In the services industry the shifts have been staggering. For financial services, the Web took the ATM revolution and put it into high gear. Fewer consumers than ever visit their banks or speak with their brokers in person. Online banking and bill pay (note: I have a client that offers this service) is now the dominant way consumers interact with their financial institutions. This level of functionality would not have been possible with my 300 baud modem and a dial-up connection 20 years ago.

For consulting companies and other services businesses it has changed the way companies interact with customers, cut down on flights, and most importantly, made the process much more collaborative, shortened cycles and reduced costs.
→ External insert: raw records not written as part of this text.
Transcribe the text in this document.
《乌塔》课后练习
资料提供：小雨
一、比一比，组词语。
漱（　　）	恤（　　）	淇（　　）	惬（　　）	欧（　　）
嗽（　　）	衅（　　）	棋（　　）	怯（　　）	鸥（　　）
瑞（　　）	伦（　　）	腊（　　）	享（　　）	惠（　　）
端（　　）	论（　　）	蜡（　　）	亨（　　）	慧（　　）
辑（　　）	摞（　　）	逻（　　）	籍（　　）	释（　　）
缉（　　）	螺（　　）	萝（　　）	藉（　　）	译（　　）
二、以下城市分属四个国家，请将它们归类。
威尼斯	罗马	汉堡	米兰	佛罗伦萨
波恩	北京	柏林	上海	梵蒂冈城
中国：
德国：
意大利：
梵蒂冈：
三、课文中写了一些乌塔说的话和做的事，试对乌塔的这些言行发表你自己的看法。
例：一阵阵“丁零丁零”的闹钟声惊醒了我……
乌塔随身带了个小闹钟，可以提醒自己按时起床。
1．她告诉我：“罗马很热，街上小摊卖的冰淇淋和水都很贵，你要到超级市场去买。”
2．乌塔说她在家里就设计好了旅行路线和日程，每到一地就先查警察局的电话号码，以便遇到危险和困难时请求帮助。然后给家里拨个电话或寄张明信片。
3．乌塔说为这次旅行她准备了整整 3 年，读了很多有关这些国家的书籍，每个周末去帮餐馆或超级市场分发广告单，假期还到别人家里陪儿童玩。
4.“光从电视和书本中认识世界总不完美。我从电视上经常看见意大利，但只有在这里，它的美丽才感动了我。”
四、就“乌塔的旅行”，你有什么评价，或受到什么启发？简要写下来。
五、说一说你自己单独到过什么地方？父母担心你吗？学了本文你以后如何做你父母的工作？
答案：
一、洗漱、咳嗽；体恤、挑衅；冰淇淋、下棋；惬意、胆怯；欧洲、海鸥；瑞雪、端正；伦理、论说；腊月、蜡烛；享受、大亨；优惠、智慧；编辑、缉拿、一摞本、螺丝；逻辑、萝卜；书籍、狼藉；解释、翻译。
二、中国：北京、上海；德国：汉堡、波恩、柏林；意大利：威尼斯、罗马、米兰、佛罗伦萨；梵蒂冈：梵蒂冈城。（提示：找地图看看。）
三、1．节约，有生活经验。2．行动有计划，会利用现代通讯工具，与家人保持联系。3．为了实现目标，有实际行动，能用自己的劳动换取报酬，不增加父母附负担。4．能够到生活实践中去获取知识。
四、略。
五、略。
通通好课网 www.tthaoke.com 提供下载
Research, which is the essential underpinning of any strategic consulting assignment (or PR campaign), is more readily available and cheaper than ever before.

Architects, Construction design and management companies and coffee shops have all changed the way they work. We now have a coffee shop in Texas CoffeeGroundz Cafe (@coffeegroundz) that is using Twitter to take orders. As a result, business has doubled.

In the information and technology economy, this type of innovation is occurring all the time. Today I am sure there is something under development that has the potential to be just as transformative. The challenge is finding it and having a mind open enough to apply it to our daily lives and our businesses.

What technologies do you think we will be talking about in 20 years?